Last week we had the pleasure of meeting with our distinguished Board of Advisors member, VC partner and best-selling author George Gilder in the Silicon Valley and this topic was at the forefront. George's view (which is well spelled out in his latest book, The Scandal of Money) is that these policies fail because they are actually valuing time far too low, thereby creating a lack of urgency or incentive to innovate. The old adage "time is money" really gets turned on its head in a world which values time as worth zero -- or less than zero, in the case of NIRP!
This is not going unnoticed any longer as both German and Japanese bankers are realizing that the NIRP world is creating uncertainty for their their customers and, as a result, hurting them. The following excerpt from a Wall St. Journal article regarding Japanese banks underscores the problem:
MUFG President Nobuyuki Hirano in April became the first top Japanese banking executive to publicly criticize the BOJ's negative-rate policy, saying it had actually caused households and businesses to rein in spending by creating a sense of uncertainty about the future. "For the banking industry, the consequences, at least in the short term, are clearly negative," Mr. Hirano said in a speech in Tokyo.

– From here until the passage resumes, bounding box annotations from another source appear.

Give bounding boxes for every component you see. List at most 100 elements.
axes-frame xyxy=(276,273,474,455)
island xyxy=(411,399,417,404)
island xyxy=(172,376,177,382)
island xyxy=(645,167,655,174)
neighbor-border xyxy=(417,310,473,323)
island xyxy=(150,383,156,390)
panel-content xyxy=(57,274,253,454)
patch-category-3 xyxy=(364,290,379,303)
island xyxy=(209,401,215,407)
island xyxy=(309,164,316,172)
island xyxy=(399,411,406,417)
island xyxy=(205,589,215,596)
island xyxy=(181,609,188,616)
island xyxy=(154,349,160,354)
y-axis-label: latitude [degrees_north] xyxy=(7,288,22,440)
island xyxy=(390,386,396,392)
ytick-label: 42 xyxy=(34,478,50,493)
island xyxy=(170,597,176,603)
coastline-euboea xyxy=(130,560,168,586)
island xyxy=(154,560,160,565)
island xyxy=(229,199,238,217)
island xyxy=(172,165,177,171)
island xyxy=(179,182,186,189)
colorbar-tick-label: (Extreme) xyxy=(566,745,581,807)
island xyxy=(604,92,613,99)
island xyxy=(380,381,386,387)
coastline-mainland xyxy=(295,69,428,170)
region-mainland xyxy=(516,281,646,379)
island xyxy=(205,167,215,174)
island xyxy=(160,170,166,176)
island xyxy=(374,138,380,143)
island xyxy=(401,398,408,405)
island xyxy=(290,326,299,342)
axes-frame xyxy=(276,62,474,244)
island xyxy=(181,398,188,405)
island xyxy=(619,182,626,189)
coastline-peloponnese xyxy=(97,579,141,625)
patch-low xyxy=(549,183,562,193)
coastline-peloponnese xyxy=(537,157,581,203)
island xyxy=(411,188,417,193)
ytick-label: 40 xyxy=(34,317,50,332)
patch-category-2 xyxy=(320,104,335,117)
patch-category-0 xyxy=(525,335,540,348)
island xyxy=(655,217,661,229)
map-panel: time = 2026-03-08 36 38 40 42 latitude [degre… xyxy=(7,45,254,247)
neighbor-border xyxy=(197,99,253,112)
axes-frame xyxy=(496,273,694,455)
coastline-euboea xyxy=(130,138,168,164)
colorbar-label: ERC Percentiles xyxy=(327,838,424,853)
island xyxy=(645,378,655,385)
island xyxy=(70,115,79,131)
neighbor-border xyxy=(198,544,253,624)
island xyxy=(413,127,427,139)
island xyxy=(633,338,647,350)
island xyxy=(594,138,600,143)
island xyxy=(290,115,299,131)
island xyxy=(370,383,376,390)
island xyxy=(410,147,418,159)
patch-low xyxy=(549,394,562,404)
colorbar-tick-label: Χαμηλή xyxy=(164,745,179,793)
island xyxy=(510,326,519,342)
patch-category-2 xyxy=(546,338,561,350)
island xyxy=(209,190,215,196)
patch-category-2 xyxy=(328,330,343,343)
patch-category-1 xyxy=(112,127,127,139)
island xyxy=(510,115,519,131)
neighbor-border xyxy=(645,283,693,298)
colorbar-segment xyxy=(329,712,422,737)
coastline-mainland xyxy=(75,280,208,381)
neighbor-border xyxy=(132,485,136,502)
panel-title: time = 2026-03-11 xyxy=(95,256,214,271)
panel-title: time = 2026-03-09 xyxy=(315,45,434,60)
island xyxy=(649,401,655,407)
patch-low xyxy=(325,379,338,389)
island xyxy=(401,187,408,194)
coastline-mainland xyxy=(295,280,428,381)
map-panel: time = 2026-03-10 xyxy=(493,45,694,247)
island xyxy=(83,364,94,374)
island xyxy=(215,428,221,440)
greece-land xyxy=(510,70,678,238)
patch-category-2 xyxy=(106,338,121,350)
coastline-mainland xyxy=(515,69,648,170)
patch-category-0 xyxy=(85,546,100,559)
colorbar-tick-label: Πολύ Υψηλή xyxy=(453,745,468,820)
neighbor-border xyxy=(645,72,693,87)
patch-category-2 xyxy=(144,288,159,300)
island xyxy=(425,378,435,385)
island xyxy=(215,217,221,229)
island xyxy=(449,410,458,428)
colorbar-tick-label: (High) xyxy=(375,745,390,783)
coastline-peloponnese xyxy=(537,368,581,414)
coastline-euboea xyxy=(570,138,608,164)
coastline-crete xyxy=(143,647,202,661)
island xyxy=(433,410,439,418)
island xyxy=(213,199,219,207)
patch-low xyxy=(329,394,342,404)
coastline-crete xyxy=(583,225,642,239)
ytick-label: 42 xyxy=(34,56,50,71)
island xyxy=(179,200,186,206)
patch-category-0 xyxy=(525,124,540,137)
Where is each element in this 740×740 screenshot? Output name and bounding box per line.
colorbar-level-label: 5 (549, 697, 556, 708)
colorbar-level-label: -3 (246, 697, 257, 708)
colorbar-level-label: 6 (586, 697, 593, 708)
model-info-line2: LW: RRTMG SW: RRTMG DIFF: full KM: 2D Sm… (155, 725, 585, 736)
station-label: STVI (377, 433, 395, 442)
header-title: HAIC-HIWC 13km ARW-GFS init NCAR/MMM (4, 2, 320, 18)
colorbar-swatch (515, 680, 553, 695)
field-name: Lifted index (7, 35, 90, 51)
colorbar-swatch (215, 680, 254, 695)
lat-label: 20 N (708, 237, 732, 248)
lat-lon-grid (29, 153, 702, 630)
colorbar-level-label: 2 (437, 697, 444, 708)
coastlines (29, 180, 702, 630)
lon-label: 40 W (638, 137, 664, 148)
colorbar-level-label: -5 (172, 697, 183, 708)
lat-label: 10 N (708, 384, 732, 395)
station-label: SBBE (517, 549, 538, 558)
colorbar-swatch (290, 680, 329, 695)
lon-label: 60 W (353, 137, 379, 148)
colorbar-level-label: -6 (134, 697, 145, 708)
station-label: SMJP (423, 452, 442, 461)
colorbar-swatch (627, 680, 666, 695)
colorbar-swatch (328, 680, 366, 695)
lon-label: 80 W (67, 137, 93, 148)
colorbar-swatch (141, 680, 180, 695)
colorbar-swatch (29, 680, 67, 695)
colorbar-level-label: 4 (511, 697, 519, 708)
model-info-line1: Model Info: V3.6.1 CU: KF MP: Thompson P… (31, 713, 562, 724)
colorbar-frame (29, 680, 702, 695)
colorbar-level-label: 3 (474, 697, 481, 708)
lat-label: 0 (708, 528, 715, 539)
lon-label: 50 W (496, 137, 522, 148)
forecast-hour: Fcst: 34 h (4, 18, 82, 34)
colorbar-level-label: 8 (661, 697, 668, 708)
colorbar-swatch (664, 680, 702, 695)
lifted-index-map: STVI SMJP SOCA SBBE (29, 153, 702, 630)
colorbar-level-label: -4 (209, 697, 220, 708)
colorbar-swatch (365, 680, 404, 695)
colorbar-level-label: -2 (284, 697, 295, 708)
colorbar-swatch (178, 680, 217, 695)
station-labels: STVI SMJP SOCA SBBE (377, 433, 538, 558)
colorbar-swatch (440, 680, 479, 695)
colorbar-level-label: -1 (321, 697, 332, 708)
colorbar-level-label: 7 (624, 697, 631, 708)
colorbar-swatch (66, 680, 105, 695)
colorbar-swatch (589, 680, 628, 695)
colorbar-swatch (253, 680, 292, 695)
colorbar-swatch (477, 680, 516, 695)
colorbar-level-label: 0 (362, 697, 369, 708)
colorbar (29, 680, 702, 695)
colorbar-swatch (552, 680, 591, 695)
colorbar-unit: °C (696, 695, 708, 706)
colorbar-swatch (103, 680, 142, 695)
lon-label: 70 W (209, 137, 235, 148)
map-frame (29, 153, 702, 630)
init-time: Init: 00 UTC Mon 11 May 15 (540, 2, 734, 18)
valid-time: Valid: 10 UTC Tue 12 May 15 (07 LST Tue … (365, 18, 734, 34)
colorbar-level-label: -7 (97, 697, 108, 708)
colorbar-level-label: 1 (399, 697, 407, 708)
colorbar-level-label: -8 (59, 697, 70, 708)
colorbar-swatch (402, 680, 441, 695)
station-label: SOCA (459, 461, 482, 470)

The Germans are protesting these policies as well, as this Reuters article on the topic points out:
. . . some banks complain that a dim global economic outlook means there is weak demand for loans on the terms they require, and they have little option but to hoard cash.
The "hoarding" of cash is not a good thing! This is all part of the argument that Gilder is making when he says:
Since time is the scarcest of all scarce resources, the fact that the market values it at zero creates an environment where there is no sense of urgency to create or innovate.
Our last two posts have emphasized the fact that we are suffering from a lack of IPOs coming to market. This all fits together in the sense that the ZIRP and NIRP world has at least served to exacerbate that phenomenon if not been a primary culprit in this predicament.